I tried to recapture that feeling from when I was fourteen. That sense of possibility. That belief that the world was big enough to hold whatever version of yourself you decided to be.

But it was impossible.

The world wasn't that big. And the version of myself I'd tried to become? It was cracking at the seams.

Still, I kept moving. Kept painting.

Yeah. Painting.

I'd picked it up years ago, on a deployment that stretched too long, in a country I couldn't name. One of the local contractors had been an artist—watercolors, mostly. He'd shown me the basics, and something about it had stuck. The focus. The control. The way you could take chaos and turn it into something deliberate.

I painted in private. No one knew. Not my teammates. Not the Agency guys. It was mine, and I wanted to keep it that way.

In Paris, I'd found a little shop in the Marais that sold supplies. The owner was an older man, soft-spoken, with paint-stained hands and a habit of recommending colors I'd never have picked on my own.

I went there twice a week. Bought canvases, brushes, oils in shades that reminded me of the city—burnt umber, Prussian blue, cadmium yellow.

The routine helped. Gave me something to anchor to.

And then there was the woman.

I noticed her the first time at the café near the river.

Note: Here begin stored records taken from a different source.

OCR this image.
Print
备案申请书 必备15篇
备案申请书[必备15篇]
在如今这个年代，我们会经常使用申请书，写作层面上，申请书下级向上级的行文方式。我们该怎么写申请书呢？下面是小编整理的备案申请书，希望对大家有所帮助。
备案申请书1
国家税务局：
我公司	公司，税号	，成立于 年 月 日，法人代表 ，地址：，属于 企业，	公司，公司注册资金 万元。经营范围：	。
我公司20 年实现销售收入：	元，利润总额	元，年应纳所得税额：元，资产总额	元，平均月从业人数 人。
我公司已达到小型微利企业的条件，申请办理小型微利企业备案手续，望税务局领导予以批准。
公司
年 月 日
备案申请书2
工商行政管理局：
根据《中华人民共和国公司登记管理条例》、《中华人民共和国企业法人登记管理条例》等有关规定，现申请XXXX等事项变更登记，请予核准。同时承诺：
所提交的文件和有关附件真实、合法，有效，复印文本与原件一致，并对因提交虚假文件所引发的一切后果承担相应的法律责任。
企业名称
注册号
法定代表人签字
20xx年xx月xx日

She'd walked in like she belonged there, all long lines and quiet confidence. Dark hair, unstyled, falling over her shoulders. A camera slung across her body like an extension of her arm. She ordered something in French that sounded easy, natural, like she'd been doing it her whole life.

She wasn't trying to be noticed. That's what caught my attention.

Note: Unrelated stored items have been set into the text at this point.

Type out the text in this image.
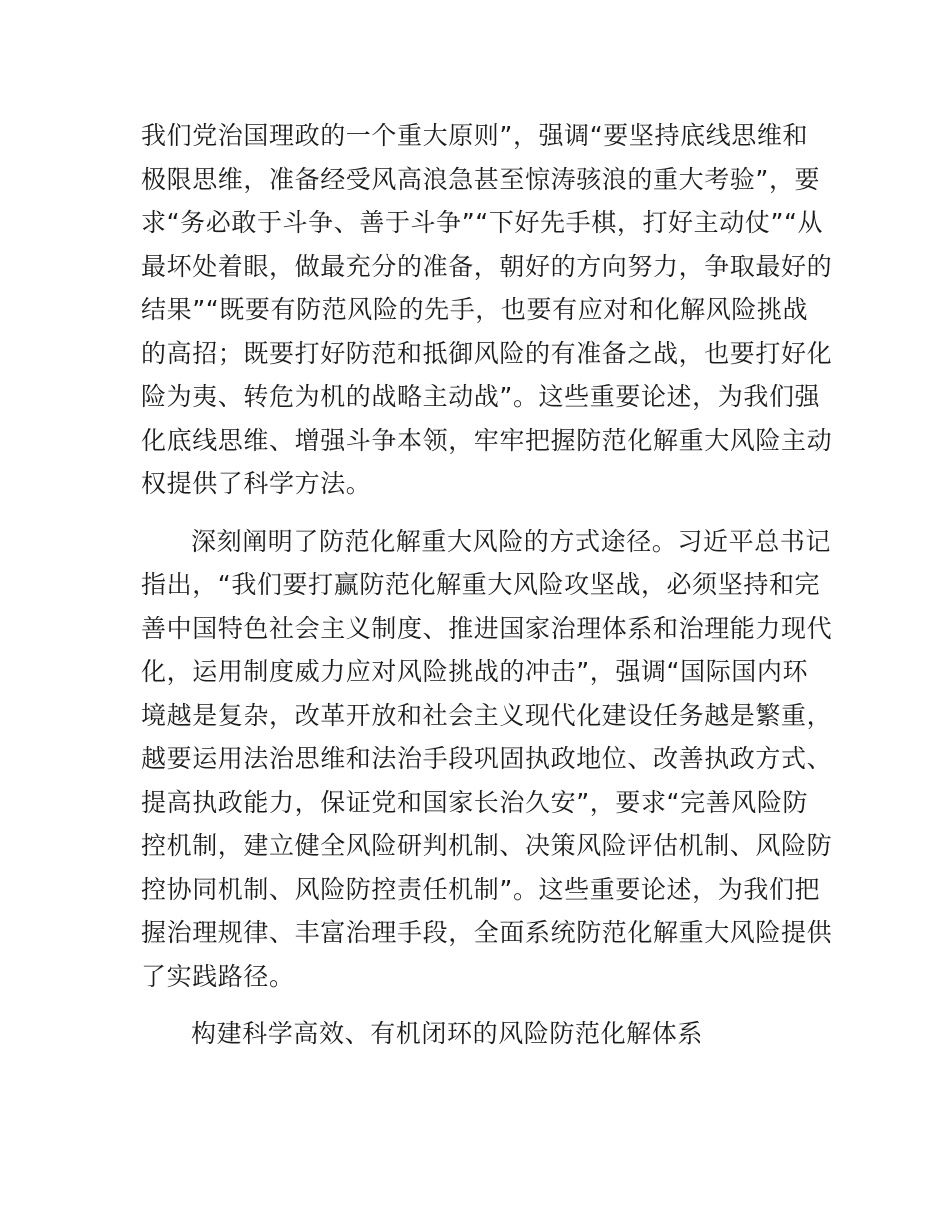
我们党治国理政的一个重大原则”，强调“要坚持底线思维和
极限思维，准备经受风高浪急甚至惊涛骇浪的重大考验”，要
求“务必敢于斗争、善于斗争”“下好先手棋，打好主动仗”“从
最坏处着眼，做最充分的准备，朝好的方向努力，争取最好的
结果”“既要有防范风险的先手，也要有应对和化解风险挑战
的高招；既要打好防范和抵御风险的有准备之战，也要打好化
险为夷、转危为机的战略主动战”。这些重要论述，为我们强
化底线思维、增强斗争本领，牢牢把握防范化解重大风险主动
权提供了科学方法。
深刻阐明了防范化解重大风险的方式途径。习近平总书记
指出，“我们要打赢防范化解重大风险攻坚战，必须坚持和完
善中国特色社会主义制度、推进国家治理体系和治理能力现代
化，运用制度威力应对风险挑战的冲击”，强调“国际国内环
境越是复杂，改革开放和社会主义现代化建设任务越是繁重，
越要运用法治思维和法治手段巩固执政地位、改善执政方式、
提高执政能力，保证党和国家长治久安”，要求“完善风险防
控机制，建立健全风险研判机制、决策风险评估机制、风险防
控协同机制、风险防控责任机制”。这些重要论述，为我们把
握治理规律、丰富治理手段，全面系统防范化解重大风险提供
了实践路径。
构建科学高效、有机闭环的风险防范化解体系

Most people, they broadcast themselves. They want you to look. But she moved through the world like she was cataloging it, not performing in it.

I watched her sit by the window, notebook open, pen moving slowly across the page. She didn't take pictures. Didn't check her phone. Just sat there, present in a way most people had forgotten how to be.

I told myself it was nothing. A coincidence. Paris was full of beautiful women who knew how to exist without apology.

But then I saw her again.

And again.

At first, I chalked it up to patterns. Same neighborhood, same routines. But the third time—standing across the street from the paint shop, camera raised, shooting the façade—my instincts kicked in.

The people I was running from weren't above sending a beautiful woman after me. They'd done worse.

So, I did what I always did at work.

I looked her up.

It wasn't hard. A photographer in Paris, young, American, probably here on some kind of program. I pulled what I could from open sources, cross-referenced faces, ran her through databases I technically wasn't supposed to have access to anymore.

She was clean.

No red flags. No connections. Just a woman with a camera, trying to make something of herself in a city that didn't care.

I should have stopped there.

But I didn't.

Because once I knew she wasn't a threat, something shifted. I started hoping to see her. Started adjusting my route just slightly, telling myself it was coincidence when our paths crossed.